Quant aux 6,7 % d’individus ayant recours à des psychostimulants prescrits médicalement, ils cherchent à améliorer leur vigilance, mais également à booster leurs performances académiques, selon l’enquête. Il s’agit pour la plupart de médecins ayant validé leur internat, qui peuvent donc prescrire. La consommation de Ritaline et de Modafinil (respectivement 1,5 % et 0,7 %) est moins fréquente que dans d’autres pays, notamment les Etats-Unis. Le docteur Fond et ses co-auteurs ont été en revanche surpris par la proportion élevée de consommateurs de corticoïdes : 4,5 %. Une spécificité française selon eux, et qui s’explique sans doute en partie par un accès plus simple à ces médicaments qu’au methylphenidate et au Modafinil. De fait, en France, la réglementation les concernant est très stricte. Ainsi, la prescription initiale de Modafinil ne peut être réalisée que dans un service de neurologie ou un centre du sommeil. Le methylphenidate est inscrit sur la liste des stupéfiants…

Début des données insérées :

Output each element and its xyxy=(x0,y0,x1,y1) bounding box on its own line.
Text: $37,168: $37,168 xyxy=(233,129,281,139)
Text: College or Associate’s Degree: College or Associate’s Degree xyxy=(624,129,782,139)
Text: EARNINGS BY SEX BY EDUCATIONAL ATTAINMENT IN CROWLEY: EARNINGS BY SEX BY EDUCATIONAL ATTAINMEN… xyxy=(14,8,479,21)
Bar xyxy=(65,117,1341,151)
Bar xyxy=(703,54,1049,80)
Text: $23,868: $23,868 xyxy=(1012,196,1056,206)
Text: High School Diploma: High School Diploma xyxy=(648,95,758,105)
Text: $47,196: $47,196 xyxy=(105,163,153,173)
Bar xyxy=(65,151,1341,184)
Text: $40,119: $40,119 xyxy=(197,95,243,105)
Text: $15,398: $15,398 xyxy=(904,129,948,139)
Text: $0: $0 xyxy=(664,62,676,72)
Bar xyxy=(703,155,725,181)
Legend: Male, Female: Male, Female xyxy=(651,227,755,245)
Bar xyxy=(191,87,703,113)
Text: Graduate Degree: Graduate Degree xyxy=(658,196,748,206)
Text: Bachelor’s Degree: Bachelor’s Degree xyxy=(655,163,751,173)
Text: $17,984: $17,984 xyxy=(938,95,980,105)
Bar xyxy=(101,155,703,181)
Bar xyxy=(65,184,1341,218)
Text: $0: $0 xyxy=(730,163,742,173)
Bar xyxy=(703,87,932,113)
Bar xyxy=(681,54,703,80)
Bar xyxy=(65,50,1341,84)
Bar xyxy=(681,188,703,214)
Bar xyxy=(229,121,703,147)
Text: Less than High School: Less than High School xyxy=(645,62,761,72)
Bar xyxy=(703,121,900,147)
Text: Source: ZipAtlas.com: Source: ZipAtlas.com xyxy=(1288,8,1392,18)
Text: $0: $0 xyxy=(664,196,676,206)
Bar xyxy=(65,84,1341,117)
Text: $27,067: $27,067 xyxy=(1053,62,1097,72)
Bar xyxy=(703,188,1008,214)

Pour augmenter leur vigilance
Classiquement, les corticoïdes sont utilisés dans de nombreuses pathologies pour leurs effets anti-inflammatoires ou immunosuppresseurs. Dans l’étude, les étudiants qui en prenaient cherchaient surtout à augmenter leur vigilance. Une proportion importante d’entre eux déclarait d’ailleurs y avoir recours surtout dans la période où ils commençaient à prendre des gardes. Or, « les corticoïdes peuvent avoir des effets délétères sur la santé, même à court terme », souligne Martine Gavaret, neurologue au CHU de Marseille et coauteur de l’enquête. Ces médicaments induisent notamment une augmentation de l’appétit et une prise de poids ; ils favorisent l’hypertension artérielle et le diabète, et peuvent entraîner des troubles psychiques.
Point positif, aucun des participants n’a déclaré de dépendance physique ou psychologique aux produits consommés, mais il ne s’agit que d’autodéclarations…
« Notre étude suggère que les comportements de consommation de psychostimulants sont très fortement influencés par les rythmes académiques des études médicales, et notamment les deux grands examens, en première et en sixième année. Le type de psychostimulant dépend, lui, de l’accessibilité au produit », résument les auteurs.
Dans une revue de la littérature sur les psychostimulants, parue le 8 juillet dans la revue Psychiatry Research, Guillaume Fond et ses collègues constatent que le nombre d’études consacrées à ces produits dans le cadre de la neuro-amélioration est relativement faible, de l’ordre d’une cinquantaine. Sans doute parce que ce sujet, qualifiée de dopage cognitif par ses détracteurs, fait débat. D’où des difficultés à conclure sur leur efficacité sur la cognition. En 2014, le Comité national consultatif d’éthique (CCNE) a rendu un avis mitigé sur la neuro-amélioration par des psychostimulants ou des techniques comme la stimulation cérébrale transcrânienne. Le CCNE soulignait notamment les inconnues à long terme sur le rapport bénéfice-risque et s’inquiétait des risques d’aggravation des inégalités sociales ainsi induits dans la société.